Advocates and researchers educate community about cancer in game show format
Using a combination of "Jeopardy," "Saturday Night Live" and a famous Discovery Channel show called MythBusters, patient advocates and researchers at Vanderbilt Ingram Cancer Center presented "Mythbusters: Cancer Research in Jeopardy" to their community in an effort to increase awareness of cancer research, particularly clinical trials.
"Educational programs that are unique, entertaining and interactive can have a positive effect," said Jane Kennedy, M.S.S.W., manager of patient advocacy at the Vanderbilt Ingram Cancer Center. "This project was an opportunity for advocates and researchers to work together and provide community education in a new and entertaining way before an actual cancer diagnosis."
Less than 5 percent of eligible adults participate in cancer clinical trials, which hampers research efforts, according to Kennedy. At the American Association for Cancer Research 101st Annual Meeting 2010, held here April 17- 21, Kennedy presented her experience with educating the community via this new interactive learning tool.

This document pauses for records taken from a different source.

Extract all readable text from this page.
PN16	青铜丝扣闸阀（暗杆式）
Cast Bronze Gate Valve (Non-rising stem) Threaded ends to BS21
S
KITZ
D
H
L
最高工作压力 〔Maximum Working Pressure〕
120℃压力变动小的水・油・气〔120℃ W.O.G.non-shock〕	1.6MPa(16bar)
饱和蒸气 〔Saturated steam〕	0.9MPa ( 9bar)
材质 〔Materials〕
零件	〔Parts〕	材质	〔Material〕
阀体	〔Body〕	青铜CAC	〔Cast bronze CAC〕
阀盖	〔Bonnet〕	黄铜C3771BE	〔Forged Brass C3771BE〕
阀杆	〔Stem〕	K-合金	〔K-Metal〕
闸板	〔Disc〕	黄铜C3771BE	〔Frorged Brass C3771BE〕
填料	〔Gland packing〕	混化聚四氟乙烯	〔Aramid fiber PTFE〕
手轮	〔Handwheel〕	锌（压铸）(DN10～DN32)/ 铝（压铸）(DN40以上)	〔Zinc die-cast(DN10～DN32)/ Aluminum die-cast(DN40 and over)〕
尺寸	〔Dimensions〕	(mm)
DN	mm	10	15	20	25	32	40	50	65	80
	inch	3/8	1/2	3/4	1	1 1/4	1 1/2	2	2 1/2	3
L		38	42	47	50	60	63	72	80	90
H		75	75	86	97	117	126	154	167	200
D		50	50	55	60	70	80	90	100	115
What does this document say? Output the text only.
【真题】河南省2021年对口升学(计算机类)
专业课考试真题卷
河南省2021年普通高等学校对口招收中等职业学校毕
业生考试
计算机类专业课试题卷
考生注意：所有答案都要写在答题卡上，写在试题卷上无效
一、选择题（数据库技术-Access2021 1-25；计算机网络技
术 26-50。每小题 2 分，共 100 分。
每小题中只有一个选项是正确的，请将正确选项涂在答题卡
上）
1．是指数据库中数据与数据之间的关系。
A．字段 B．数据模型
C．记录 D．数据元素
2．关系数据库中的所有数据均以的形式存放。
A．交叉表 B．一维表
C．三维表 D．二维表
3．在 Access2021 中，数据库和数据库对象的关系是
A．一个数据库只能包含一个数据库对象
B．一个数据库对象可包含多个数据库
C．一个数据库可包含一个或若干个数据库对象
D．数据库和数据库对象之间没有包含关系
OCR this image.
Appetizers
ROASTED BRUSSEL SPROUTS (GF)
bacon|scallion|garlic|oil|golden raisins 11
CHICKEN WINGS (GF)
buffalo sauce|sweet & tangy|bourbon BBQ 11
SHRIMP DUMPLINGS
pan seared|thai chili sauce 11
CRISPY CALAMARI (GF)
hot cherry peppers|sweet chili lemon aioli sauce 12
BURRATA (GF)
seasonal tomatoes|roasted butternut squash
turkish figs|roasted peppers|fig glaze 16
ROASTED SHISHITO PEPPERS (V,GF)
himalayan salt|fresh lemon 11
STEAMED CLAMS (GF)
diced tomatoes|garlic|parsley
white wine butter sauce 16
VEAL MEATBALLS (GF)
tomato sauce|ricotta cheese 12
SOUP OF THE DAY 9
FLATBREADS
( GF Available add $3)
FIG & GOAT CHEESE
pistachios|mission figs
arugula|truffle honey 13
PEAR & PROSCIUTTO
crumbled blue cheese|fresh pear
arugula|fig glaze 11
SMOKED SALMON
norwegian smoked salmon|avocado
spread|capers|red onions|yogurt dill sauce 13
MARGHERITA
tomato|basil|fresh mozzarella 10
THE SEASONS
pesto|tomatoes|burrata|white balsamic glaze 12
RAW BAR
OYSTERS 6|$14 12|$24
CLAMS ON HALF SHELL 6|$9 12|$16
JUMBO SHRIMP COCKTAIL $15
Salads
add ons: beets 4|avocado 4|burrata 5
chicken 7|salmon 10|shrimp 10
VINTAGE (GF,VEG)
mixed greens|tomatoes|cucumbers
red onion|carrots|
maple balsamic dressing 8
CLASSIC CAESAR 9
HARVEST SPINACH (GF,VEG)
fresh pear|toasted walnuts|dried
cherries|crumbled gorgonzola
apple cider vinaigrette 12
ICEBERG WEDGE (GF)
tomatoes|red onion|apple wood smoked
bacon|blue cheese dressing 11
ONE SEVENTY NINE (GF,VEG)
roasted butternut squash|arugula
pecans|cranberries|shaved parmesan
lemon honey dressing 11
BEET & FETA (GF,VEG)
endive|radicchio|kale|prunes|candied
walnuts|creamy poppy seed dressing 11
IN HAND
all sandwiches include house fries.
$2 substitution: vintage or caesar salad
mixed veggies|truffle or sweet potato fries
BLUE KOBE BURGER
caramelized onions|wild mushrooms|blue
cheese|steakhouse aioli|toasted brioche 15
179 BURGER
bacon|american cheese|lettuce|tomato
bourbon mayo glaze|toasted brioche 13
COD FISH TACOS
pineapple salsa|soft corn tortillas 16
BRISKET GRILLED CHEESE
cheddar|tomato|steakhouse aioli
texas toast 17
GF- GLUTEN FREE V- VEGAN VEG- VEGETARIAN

Kennedy and colleagues invited 50 community members to the event; 46 attended. In a format she described as similar to the "Jeopardy" game show, the group of cancer survivors and postdoctoral fellows responded to 10 common myths about cancer research.
"Similar to 'Saturday Night Live,' our 'faux celebrities' provided humorous responses to the myths presented," said Kennedy.
Myths included information such as: clinical trials are risky and not safe; you can't drop out of a clinical trial once you enroll; and cancer clinical trials are a "last resort," etc. Participants responded electronically.
Once the responses were tabulated and presented to the participants, top researchers and experts from Vanderbilt appeared via video to discuss the truth of the myth in question.
Survey results taken after the game showed that the participants' knowledge increased by 20 percent, which Kennedy said was significant in an audience where 70 percent had college degrees. Nearly all (96 percent) said the game was an effective method for learning and 87 percent said they would discuss clinical trials with their family.
According to Kennedy, the advocates, researchers and professionals who participated in "Mythbusters: Cancer Research in Jeopardy" were universally positive about the idea and the experience. The research group had plans to replicate the game show in a less educated population than the study group.